Ms Wilmot said that some of the other comments she gets are: "Why would you do that?", "What would make you want to do that to yourself?" and, "What do you parents think?"
She said she simply explained to them that how she looked didn't affect how she did her job or the skills she possessed to carry out her work.
Ms Wilmot said she was never faced with any criticism during her previous role in Queensland as she got her tattoos while working for her former employer.
"Some of my biggest clients who I have worked with for many years in this job have seen me in singlets and dresses and are fully aware of my tattoos and have never once made a comment or had an issue - I attend events often in Sydney's CBD and people know I have them," Ms Wilmot said.
"But I still think we as a society have a long way to go to accept people of difference, no matter what it is."
HOW EMPLOYEES' QUIRKS CAN HELP BUSINESSES SUCCEED
One of Australia's most senior organisational psychologists and chief executive at CommuniCorp, Adrianna Loveday said that embracing the individuality, quirks and originality of workers (like tattoos) could actually be the key to ultimate organisational success.
"We have come to repress our shadow selves - that quirky collection of traits that are not as easily tolerated in a workplace," Ms Loveday told news.com.au
"These idiosyncrasies not only make us memorable, but also provide the complexity to our character, the authenticity to our relationships."
Ms Loveday, whose client portfolio includes Qantas, IBM, NAB and ANZ, said that while Australia had progressed from a legal standpoint - adopting procedures of a physically safe and healthy workplace - she still finds there to be "in-group" and "out-group" behaviour.
"This is when people are hired, or not hired because they share a commonality or are dissimilar to the person recruiting or the employer," Ms Loveday said.
"I see it a lot, particularly in the selection process for example, 'They have tattoos so I am going to hire them' or 'They don't, so I am not going to hire them'."
She said it is critical that managers nurture all talent of their people.

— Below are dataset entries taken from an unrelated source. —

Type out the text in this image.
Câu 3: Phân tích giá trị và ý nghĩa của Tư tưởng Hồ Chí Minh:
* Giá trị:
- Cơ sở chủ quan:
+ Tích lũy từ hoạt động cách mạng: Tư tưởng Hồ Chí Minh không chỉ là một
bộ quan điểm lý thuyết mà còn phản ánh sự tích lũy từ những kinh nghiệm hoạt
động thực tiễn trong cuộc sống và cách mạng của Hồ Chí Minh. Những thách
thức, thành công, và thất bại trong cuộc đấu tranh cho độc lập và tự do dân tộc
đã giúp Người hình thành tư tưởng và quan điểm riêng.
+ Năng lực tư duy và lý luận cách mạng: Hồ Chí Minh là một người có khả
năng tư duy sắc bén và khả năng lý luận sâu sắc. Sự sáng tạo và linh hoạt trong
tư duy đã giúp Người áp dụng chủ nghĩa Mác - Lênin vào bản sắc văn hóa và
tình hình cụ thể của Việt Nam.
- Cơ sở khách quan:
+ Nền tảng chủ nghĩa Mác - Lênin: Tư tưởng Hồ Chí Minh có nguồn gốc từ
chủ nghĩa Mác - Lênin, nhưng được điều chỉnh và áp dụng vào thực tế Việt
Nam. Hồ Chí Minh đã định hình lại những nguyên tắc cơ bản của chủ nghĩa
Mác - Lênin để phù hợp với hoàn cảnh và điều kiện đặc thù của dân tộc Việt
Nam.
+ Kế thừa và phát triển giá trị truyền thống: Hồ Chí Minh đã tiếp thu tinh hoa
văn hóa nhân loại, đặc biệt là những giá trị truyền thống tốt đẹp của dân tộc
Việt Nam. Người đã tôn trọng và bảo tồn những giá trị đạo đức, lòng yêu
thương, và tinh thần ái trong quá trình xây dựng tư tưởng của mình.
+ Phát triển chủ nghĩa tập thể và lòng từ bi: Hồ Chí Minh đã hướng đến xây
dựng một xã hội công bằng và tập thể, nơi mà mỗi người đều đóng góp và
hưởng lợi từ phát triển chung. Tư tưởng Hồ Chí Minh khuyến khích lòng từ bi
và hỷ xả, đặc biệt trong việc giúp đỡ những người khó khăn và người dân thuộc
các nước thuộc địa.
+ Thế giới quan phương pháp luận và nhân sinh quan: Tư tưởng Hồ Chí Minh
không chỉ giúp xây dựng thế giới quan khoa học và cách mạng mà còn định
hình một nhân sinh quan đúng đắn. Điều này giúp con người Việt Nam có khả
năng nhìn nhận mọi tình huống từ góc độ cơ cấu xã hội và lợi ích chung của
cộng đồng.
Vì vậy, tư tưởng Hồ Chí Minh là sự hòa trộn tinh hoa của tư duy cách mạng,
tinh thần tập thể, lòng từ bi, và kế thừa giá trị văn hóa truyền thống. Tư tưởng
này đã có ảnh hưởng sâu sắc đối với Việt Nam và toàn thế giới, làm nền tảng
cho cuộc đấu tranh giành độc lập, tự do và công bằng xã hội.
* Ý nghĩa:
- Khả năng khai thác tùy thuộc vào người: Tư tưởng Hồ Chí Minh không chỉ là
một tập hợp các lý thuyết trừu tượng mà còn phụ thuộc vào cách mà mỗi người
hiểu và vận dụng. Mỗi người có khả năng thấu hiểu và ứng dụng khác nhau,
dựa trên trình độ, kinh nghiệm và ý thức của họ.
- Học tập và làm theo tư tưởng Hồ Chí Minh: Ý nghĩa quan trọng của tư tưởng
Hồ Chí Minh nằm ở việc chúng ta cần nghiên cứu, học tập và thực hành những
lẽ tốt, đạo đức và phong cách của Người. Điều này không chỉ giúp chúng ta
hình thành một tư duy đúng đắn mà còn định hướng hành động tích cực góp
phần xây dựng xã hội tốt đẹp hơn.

"The good, the wild and the quirky. This means celebrating the unique contribution that each individual provides, their unique way of looking at the world and approach to their work.
"It also means being mindful of our human tendency to gravitate towards those most similar to us, thus creating a less equitable working environment."
Ms Loveday said many studies have found that environments involving complex decisions and creativity, more diverse teams outperform less diverse ones.
"Too much similarity can lead to teams that are overconfident, ignore vital information and make poor, even unethical decisions," she said.
AUSTRALIA IS EXPERIENCING GROWTH IN PEOPLE GETTING INKED
According to market research company McCrindle, one in five Aussies have a tattoo.
In its report titled Tattoos in Australia, people get tattoos when they are younger, but more than 36 per cent of people were recorded as getting their first tattoo aged 26 or older, with 20 per cent getting inked in their 30s or older.
It also revealed that one in four Aussie women have a tattoo.
Of the Australians who have tattoos, almost half (48 per cent) only have one tattoo, 30 per cent have two to three tattoos, and a further 15 per cent have between four and nine.
"In a generation, tattoos have been transformed from a sign of rebellion and nonconformity, to symbols of personal meaning and life-change," Mark McCrindle said in the report.